The plan you formulate must include the essentials such as:

  • A clear outline of your long-term expectations, goals and targets, which must all be realistic.

  • A risk and money management plan.

  • A sound trading strategy that has been backtested.

It’s also prudent to stay organised by keeping a trading journal. The journal should help you keep a record of things like:

  • The instruments you traded and why you chose to trade them, for example, did you use fundamental or technical analysis?

  • When you entered and exited the trade.

  • Whether the trade was a profitable one.

  • How you handled your emotions during a particularly difficult trade, for instance, in a volatile market.

  • The lessons you learnt from your overall trade management.

A key tip for giving yourself the best chance of succeeding in the markets is to stick to what you know and have the most experience with. Only move on to other areas when you have sufficient knowledge and practice in those new areas.

5. Not Monitoring Your Trades

The CFD market is intricate. Due to the low entry capital requirement, rapid price changes outside of normal trading hours and market volatility can change a winning position and your account balance very quickly. Price gapping can render your stop-loss order void and a margin call can be imminent. It’s important to continuously monitor your account. This way, you will be able to react and take action when necessary.

6. Ignoring Diversification

A leveraged investment, which is what you get with CFD trading, carries a high risk due to market swings. You should trade cautiously. One of the main ways to minimise risk is diversification. It’s important to diversify across various instruments and global markets.

This way, you will have a buffer in case of any major swings that may occur in the market unexpectedly. For instance, when the 2008 financial crisis hit, the traders with diverse portfolios were less hard-hit compared to those who had all their eggs in one basket.

How Do You Get
Started With CFD

Once you have your trading plan in place and you know the common mistakes to look out for, it’s time to start trading. To get started, you need to choose the right CFD provider or CFD broker. The quality of the broker you choose to trade CFDs with can help simplify the trading process and increase your chances of potentially profiting from trading and it is important to ensure that a broker meets your trading expectations and requirements when you open a CFD trading account. A CFD broker also has to match your trading style and provide you with the right tools and support.

Among other things, a broker should meet the following requirements:

  • Regulation. Confirm that a broker is regulated to ensure that your investment is protected.

  • Good fees and commissions. You want to go with a broker offering transparent pricing. You should opt for good spreads and commission fees without sacrificing the quality of trading.

  • The choice of trading platform and trading tools. A good platform and trading tools will go a long way in improving the quality of your trades.

  • A good selection of financial instruments and trading terms. Select a broker offering instruments and terms that suit you.

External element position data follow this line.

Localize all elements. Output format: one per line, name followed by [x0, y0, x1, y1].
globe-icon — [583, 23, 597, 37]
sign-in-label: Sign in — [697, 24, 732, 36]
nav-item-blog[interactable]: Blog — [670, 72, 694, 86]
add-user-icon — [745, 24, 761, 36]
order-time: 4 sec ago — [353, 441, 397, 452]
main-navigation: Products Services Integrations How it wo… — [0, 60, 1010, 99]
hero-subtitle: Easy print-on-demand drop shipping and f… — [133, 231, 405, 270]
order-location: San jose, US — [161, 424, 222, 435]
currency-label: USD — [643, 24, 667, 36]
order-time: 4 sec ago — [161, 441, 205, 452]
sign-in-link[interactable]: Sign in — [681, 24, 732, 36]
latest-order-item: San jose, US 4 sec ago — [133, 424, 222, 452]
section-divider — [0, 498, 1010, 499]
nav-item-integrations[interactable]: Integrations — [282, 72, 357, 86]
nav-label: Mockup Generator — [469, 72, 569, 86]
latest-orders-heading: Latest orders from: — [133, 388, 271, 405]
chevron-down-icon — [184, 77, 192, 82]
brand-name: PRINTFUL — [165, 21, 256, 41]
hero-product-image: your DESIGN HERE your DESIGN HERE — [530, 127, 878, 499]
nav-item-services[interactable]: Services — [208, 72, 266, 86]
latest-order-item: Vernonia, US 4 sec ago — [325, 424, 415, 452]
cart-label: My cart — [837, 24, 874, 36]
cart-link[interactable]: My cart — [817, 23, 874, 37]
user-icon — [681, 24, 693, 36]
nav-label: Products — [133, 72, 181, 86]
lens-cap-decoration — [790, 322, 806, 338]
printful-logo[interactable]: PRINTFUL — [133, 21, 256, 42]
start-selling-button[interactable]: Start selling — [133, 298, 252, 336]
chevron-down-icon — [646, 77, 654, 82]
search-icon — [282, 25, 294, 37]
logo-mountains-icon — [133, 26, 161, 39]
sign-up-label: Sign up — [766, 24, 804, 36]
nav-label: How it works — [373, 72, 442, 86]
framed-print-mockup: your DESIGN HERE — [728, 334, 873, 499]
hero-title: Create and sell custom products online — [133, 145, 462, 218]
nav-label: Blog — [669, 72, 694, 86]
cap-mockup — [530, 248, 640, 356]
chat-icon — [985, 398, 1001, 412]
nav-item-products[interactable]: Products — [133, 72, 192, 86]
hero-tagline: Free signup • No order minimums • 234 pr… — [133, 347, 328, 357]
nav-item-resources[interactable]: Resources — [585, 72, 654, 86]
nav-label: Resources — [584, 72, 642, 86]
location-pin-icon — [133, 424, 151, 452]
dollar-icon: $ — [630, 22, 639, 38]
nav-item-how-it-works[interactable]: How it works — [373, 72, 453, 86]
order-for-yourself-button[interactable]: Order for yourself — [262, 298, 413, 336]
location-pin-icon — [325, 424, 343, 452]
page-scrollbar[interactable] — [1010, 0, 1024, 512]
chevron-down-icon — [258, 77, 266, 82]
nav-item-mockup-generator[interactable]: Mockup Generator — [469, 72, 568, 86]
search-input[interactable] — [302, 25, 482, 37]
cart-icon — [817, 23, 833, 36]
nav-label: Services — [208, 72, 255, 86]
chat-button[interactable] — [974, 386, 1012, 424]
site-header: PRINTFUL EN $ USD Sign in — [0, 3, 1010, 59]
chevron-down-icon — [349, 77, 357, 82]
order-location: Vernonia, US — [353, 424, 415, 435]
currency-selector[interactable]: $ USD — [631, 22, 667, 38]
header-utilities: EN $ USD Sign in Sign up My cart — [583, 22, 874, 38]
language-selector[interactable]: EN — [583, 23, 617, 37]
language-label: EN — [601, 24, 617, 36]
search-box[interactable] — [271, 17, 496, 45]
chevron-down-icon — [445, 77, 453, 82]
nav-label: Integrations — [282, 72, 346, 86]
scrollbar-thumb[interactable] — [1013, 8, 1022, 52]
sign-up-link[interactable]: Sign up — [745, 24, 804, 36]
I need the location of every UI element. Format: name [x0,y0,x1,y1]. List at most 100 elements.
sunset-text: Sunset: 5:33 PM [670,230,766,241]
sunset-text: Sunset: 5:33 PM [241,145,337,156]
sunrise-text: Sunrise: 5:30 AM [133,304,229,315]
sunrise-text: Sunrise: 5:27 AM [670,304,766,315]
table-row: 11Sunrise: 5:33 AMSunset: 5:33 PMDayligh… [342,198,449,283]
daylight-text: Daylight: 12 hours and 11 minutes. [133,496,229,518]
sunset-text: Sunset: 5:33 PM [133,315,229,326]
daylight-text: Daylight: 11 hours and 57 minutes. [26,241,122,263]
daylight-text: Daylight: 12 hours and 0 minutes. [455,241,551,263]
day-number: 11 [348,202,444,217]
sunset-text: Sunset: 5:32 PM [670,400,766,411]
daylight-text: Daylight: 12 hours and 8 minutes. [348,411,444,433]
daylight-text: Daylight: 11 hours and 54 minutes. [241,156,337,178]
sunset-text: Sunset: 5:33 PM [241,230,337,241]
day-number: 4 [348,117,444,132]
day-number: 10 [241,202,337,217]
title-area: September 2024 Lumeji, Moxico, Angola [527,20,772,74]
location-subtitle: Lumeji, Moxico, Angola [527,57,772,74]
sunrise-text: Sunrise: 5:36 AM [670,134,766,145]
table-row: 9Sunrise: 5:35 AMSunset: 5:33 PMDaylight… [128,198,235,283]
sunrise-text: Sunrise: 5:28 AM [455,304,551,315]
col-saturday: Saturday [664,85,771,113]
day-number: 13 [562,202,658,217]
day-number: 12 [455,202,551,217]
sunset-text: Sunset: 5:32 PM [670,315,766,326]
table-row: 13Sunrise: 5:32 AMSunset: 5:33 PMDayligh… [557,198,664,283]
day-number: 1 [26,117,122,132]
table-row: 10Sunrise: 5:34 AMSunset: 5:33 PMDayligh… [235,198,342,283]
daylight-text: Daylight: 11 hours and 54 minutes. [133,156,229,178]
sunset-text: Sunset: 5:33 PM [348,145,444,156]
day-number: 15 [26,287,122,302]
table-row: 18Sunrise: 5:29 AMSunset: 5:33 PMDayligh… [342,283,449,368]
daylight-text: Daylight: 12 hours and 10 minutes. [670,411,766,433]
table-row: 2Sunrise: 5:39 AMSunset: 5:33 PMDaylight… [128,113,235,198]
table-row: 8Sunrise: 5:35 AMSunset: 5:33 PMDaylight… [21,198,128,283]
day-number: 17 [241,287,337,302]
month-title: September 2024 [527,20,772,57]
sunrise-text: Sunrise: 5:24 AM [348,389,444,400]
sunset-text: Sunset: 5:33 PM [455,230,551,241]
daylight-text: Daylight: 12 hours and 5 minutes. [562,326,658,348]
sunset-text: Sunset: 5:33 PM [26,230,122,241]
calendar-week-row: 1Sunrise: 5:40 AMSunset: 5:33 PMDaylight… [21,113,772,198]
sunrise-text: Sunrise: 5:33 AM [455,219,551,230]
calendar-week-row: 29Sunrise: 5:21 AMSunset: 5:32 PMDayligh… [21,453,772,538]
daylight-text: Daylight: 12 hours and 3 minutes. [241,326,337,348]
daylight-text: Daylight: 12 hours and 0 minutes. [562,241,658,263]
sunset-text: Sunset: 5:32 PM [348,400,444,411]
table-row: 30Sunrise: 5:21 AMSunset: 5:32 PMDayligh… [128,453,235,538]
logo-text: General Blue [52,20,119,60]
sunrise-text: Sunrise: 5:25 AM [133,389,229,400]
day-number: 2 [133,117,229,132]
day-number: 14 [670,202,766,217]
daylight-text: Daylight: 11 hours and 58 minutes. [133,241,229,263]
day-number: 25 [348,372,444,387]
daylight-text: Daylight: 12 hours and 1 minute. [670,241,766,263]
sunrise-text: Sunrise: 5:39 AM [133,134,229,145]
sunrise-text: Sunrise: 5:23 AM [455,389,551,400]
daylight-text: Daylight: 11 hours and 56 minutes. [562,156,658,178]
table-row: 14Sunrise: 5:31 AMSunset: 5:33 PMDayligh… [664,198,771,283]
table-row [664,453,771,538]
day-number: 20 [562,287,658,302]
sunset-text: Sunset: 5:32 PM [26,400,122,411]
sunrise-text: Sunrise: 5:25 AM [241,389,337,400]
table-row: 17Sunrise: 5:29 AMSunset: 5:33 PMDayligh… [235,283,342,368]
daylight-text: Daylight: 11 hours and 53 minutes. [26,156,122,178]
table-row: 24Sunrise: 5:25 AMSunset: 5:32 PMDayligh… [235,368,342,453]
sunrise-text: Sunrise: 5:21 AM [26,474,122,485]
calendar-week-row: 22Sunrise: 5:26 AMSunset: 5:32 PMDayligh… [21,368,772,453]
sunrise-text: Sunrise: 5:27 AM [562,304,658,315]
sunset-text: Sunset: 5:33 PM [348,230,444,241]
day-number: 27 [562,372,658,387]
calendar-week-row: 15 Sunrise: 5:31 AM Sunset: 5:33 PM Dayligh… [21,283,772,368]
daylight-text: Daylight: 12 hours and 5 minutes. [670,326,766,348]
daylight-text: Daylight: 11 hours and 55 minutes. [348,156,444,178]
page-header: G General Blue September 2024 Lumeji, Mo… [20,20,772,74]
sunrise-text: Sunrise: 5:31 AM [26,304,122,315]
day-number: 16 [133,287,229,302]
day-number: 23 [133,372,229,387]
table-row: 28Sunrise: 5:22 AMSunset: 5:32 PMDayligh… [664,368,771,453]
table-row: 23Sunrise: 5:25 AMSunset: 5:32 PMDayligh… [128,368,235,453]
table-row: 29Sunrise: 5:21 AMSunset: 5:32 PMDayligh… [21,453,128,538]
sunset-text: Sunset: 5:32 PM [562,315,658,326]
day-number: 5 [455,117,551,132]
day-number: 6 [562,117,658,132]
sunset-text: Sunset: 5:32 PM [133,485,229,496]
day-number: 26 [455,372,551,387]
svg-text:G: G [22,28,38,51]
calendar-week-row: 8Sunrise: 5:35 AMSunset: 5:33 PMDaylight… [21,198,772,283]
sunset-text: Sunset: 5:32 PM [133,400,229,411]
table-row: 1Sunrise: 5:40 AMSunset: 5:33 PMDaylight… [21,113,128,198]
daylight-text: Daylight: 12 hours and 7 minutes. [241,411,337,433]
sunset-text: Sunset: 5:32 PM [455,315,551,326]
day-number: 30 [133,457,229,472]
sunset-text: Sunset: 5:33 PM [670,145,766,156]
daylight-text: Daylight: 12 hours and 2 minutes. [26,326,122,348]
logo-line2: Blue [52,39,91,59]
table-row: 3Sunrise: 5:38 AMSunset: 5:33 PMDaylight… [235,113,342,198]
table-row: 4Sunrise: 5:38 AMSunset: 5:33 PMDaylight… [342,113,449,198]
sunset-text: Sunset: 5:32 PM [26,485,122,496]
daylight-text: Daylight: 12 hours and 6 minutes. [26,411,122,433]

For instance, if you want to trade stock CFDs without paying any additional fees you’ll want to avoid brokers who don’t offer stock CFDs and those who charge an extra fee to access them.

  • High-quality educational resources. Ongoing education is a prerequisite for succeeding in trading. Find a broker with excellent educational resources.

  • Exceptional customer support. A good broker is easily accessible when you need them not only when it suits them. One way to see how good a broker’s support is to read customer reviews.

Once you select a broker, you can open a demo account and start practising. It’s prudent to make your first deposit and start live trading only when you’re confident and you have a good plan in place.

Is it Possible to Make Money
with CFD Trading?

The simple answer to this question is that yes, it’s possible to make money with CFD trading. The long and more realistic answer is that you first need to hone your trading skills and have a lot of discipline, practice, and patience to do well in the market. Successful CFD trading is possible, you just have to do it right.